On August 17th, the day they landed at O’Hare on Air France a private ambulance was waiting for Mrs. Jackson. But, lo and behold, other arrangements had been made.
Although Chicago City workers were on mandatory furlough that day to save thinning tax dollars, the Chicago City Fire Department had arranged a city ambulance to whisk Jackie away. Deputy Commissioner Mark Levinson authorized Ambulance Two from the Cumberland Stationhouse to be used for “special duty” to transport the very special Mrs. Jackson to prestigious Northwestern hospital. Her injuries were evidently so serious she was observed for one night and released.
Meanwhile, on August 17th on the other side of the Atlantic, a very different ambulance odyssey unfolded. Pregnant mother-of-three Carmen Blake went into labor unexpectedly. She was advised by local health authorities to take a hot bath. Realizing her fourth baby was coming quickly and fearing she would never make the hospital, Carmen made a second call requesting an ambulance. Said local authorities of superior government health care refused to send one and told her she had had nine months to “sort out a lift.”

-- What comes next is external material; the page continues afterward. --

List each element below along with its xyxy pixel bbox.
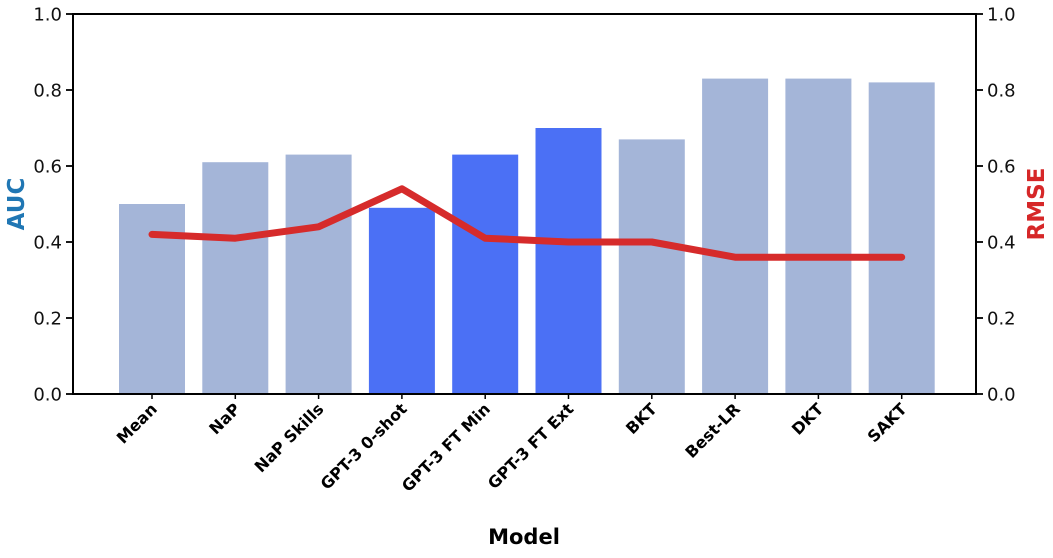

Desperate, Mrs. Blake pulled herself out of the bath and tried to make it on foot to the Royal Infirmary. Her daughter, Mariah, was delivered by a passerby on the pavement outside the hospital. Too bad Mrs. Blake’s last name wasn’t Jackson or that she didn’t live in Chicago.

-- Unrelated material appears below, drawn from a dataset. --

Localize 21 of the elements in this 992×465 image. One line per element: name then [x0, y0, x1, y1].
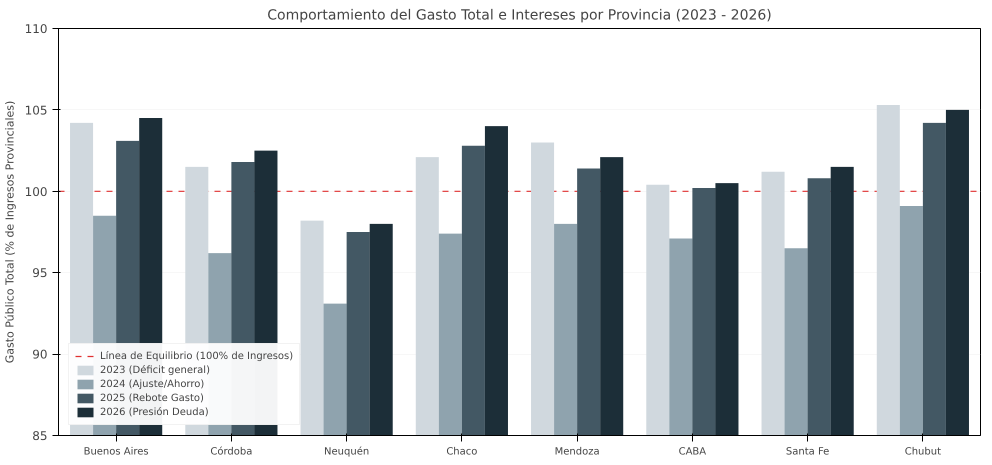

The new government plan proposed by the Obama administration is purportedly based on the British system, the strengths of which are demonstrated in the dreadful account of Mrs. Blake. But rest assured, if we move to a British system, Obama and his friends, as illustrated in this ridiculous Jackson story, will have “government care” like none of the rest of us.
“It’s not about me,” President Obama declared in regard to his healthcare proposals. “I’m the President of the United States. So I’ve got a doctor following me every minute…. I’ve got the best healthcare in the world.” Indeed. While Senators and Congressmen refuse to be covered by the public plan, they assure us it will be a wonderful one for the rest of us. One where ambulances may or may not come when average citizens need them? Where people called “Senator,” or “Congressman,” or others named Obama or Jackson will get more than they need … even if they don’t need it at all?
Rest assured, if Congress embraces a government health care plan based on the British system, that’s exactly what we’ll get. And friends of Obama won’t have a health care in the world.